Le motivazioni del Giudice Sportivo

"Lavali col fuoco, oh Vesuvio lavali col fuoco" e "Noi non siamo napoletani" sono stati gli slogan più intonati dalla parte più calda del tifo ligure e che hanno spinto il giudice sportivo a infliggere un'ammenda al club blucerchiato con la seguente motivazione "per avere suoi sostenitori, al 15° nonché al 44° e 45° del secondo tempo, intonato cori insultanti di matrice territoriale nei confronti della tifoseria avversaria".

Cosa può fare l'arbitro in caso di cori razzisti

Stupisce invece che il direttore di gara, La Penna di Roma, non abbia messo in atto quanto previsto dal regolamento: ovvero, ricorrere alla sospensione della partita. In tal caso sono invece previste multe, chiusure di un singolo settore dello stadio, obbligo di disputare partite a porte chiuse, squalifiche del campo fino ad arrivare – in casi estremi – all'esclusione dal campionato. 

La reazione dei calciatori del Napoli

Un atteggiamento biasimevole dinanzi al quale i calciatori azzurri hanno risposto con un gesto molto bello nei confronti dei tifosi giunti al Ferraris di Genova per accompagnate la squadra in trasferta: dopo la rete del 4-2 siglata da Mertens nel finale, si sono recati sotto il settore dello stadio dove si trovavano i sostenitori partenopei, hanno esultato assieme e a loro e li hanno ringraziati per il tifo ricevuto anche nel periodo più difficile dell'incontro.

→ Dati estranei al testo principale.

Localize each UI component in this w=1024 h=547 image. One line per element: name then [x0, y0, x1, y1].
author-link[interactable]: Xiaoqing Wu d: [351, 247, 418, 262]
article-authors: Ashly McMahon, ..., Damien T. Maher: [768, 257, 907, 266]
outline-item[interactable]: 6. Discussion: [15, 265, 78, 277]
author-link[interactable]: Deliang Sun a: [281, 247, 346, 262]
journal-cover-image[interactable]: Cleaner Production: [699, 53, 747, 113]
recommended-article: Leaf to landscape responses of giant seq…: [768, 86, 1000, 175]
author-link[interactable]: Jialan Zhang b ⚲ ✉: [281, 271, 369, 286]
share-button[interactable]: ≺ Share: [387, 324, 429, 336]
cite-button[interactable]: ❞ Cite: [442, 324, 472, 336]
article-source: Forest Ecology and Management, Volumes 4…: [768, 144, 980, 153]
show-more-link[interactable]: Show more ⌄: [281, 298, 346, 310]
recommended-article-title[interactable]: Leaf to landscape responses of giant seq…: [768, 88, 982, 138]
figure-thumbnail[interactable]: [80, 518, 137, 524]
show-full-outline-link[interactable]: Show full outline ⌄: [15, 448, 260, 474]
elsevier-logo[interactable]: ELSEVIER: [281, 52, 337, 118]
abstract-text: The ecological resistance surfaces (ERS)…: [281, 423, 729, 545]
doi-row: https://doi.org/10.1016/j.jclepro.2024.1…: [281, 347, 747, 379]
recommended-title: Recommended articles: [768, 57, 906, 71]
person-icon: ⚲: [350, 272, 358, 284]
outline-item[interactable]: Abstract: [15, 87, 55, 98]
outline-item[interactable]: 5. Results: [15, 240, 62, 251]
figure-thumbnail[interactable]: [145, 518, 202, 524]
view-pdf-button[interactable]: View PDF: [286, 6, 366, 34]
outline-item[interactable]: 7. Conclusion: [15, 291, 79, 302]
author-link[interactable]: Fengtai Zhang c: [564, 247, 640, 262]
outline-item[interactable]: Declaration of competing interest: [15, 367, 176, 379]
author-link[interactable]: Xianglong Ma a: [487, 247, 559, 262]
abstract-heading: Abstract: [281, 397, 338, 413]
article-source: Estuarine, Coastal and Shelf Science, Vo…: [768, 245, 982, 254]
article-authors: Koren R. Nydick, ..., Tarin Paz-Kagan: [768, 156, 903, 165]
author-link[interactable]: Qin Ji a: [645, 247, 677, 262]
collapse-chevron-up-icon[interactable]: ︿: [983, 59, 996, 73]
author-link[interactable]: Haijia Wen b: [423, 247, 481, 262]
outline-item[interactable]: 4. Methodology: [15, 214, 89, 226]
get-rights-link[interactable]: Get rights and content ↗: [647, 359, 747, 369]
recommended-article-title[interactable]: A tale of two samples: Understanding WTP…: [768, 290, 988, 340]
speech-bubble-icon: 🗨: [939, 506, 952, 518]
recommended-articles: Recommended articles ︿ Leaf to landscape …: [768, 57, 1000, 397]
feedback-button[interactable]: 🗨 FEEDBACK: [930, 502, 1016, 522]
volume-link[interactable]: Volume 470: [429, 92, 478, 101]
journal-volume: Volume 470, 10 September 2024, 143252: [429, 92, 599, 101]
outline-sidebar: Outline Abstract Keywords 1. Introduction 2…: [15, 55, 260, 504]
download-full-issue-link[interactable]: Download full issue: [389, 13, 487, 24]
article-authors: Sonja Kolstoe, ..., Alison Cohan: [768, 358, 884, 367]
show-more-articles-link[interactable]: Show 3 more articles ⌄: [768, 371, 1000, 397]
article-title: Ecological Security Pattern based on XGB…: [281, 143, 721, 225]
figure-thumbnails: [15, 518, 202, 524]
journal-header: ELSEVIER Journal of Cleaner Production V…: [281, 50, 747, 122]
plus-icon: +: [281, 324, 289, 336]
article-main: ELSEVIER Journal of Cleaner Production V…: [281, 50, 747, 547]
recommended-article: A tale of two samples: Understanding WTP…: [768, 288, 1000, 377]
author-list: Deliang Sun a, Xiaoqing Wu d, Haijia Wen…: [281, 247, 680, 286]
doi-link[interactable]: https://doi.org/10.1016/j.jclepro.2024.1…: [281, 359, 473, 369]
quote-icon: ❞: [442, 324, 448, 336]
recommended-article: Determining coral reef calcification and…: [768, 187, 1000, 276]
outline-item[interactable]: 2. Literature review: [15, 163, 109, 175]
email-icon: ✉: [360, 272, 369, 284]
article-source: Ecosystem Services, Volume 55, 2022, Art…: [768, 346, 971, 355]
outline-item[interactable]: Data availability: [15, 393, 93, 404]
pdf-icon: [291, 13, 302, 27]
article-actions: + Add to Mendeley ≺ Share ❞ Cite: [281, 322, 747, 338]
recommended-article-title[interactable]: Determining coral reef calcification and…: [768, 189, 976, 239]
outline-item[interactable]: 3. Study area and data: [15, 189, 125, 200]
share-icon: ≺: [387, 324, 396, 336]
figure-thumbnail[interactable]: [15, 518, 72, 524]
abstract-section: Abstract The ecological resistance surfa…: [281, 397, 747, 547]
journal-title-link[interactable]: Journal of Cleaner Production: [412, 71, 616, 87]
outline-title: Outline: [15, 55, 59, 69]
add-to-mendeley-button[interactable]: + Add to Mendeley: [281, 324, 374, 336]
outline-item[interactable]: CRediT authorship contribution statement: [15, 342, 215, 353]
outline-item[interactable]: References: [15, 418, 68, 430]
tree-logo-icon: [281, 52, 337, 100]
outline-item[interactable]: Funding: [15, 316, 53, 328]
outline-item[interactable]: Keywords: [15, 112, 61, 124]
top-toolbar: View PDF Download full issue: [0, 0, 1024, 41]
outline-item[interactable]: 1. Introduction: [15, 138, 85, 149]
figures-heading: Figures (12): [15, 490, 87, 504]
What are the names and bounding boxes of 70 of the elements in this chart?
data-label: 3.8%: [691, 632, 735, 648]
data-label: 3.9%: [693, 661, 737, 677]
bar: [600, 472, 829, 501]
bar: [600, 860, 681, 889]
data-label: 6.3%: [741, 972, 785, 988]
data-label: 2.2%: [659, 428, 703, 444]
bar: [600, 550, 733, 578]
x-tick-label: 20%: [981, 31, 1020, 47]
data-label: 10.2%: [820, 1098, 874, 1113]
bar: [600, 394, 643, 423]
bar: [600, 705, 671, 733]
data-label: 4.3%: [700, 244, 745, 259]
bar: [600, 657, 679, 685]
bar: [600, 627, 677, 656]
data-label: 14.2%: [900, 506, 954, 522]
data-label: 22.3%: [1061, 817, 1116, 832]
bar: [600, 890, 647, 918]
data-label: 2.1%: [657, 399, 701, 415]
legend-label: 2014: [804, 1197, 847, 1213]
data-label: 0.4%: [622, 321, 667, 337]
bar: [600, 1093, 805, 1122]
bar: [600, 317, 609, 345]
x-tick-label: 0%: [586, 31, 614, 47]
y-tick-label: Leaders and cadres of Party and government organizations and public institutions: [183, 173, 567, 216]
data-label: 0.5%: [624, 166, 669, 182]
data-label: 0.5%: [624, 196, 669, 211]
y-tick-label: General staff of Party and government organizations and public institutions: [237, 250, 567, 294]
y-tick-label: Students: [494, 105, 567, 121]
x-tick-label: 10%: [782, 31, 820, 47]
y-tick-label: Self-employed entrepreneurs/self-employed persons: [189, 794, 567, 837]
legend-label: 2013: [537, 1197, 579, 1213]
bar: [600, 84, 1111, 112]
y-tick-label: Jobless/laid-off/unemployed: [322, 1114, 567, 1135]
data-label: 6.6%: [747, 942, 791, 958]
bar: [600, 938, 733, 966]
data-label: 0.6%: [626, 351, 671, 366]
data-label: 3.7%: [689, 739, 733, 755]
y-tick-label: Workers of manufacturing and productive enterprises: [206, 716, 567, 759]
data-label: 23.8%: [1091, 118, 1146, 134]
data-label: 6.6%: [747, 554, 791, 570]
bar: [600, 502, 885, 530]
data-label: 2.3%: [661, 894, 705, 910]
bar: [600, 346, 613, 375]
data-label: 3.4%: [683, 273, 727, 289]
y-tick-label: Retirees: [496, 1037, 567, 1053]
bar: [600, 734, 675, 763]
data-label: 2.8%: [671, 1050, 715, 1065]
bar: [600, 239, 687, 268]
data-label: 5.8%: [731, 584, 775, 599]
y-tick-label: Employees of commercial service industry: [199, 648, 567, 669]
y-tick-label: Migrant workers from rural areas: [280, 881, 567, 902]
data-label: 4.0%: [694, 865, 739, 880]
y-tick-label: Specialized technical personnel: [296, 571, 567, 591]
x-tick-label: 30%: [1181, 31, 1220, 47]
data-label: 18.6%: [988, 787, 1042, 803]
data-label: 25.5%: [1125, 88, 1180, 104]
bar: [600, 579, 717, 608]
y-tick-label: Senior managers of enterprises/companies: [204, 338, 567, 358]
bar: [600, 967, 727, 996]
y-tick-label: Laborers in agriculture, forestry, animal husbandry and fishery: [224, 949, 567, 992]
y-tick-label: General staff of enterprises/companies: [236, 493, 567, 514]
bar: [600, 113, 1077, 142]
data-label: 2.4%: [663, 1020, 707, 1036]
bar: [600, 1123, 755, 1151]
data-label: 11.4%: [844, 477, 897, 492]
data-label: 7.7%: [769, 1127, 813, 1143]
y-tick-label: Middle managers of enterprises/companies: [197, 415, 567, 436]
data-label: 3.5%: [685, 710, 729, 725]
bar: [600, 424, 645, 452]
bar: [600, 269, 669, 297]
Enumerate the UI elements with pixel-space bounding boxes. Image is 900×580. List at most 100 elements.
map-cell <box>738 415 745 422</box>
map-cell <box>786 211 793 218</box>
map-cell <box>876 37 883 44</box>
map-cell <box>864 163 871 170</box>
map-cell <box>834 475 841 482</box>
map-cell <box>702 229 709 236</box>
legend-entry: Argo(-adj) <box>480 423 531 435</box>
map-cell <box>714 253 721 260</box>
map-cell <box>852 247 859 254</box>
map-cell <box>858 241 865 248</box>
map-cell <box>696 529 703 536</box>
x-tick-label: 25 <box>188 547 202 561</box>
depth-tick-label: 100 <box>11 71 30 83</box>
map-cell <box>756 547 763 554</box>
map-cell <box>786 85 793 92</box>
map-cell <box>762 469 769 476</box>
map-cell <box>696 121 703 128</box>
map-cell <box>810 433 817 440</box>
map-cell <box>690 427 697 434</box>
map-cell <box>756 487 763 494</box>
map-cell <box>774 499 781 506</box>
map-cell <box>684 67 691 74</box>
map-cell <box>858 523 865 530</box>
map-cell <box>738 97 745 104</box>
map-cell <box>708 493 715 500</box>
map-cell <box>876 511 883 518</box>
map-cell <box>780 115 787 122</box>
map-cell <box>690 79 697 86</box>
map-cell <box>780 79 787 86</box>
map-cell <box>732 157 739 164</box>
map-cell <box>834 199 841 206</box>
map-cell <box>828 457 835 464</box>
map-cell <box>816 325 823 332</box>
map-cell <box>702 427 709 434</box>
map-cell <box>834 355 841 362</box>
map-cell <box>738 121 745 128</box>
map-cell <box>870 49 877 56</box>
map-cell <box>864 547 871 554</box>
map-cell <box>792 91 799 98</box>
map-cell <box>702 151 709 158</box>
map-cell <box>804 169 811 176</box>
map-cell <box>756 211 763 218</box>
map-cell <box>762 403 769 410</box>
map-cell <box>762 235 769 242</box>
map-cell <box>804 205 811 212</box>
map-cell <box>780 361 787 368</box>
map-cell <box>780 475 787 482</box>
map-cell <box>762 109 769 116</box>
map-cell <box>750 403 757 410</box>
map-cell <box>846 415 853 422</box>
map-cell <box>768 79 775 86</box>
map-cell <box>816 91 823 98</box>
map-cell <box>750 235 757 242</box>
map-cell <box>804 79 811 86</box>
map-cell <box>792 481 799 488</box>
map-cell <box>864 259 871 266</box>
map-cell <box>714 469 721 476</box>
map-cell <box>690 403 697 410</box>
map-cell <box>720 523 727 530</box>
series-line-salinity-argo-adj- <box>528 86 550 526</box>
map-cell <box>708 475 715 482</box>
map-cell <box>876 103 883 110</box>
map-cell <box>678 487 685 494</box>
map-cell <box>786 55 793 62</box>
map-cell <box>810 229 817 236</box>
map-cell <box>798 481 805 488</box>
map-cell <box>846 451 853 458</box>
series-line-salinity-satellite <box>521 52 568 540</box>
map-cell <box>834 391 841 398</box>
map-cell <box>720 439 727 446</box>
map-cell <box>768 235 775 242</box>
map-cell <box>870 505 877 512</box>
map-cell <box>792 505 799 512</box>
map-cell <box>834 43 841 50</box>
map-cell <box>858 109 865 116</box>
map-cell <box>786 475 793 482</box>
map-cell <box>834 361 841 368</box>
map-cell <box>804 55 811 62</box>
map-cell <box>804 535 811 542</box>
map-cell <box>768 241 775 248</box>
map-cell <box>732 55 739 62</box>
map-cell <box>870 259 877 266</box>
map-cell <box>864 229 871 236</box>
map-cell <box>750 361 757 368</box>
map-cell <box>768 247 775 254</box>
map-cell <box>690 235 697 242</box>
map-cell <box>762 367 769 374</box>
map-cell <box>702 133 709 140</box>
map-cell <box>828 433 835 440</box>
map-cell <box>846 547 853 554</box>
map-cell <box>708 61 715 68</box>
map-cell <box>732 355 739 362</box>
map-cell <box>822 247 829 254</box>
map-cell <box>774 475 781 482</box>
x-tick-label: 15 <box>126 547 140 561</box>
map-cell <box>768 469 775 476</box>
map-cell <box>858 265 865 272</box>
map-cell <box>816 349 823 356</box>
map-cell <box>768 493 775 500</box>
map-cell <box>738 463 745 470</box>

Le scuse del tecnico blucerchiato, Claudio Ranieri

Un episodio spiacevole (l'ennesimo) che ha portato il tecnico dei doriani, Claudio Ranieri, a chiedere personalmente scusa per quanto accaduto in campo nel corso della partita. "Mi dispiace tantissimo. Sono molto legato a Napoli e ho molti amici. Chiedo io scusa a tutti i napoletani". Non una parola, invece, da parte della dirigenza ligure.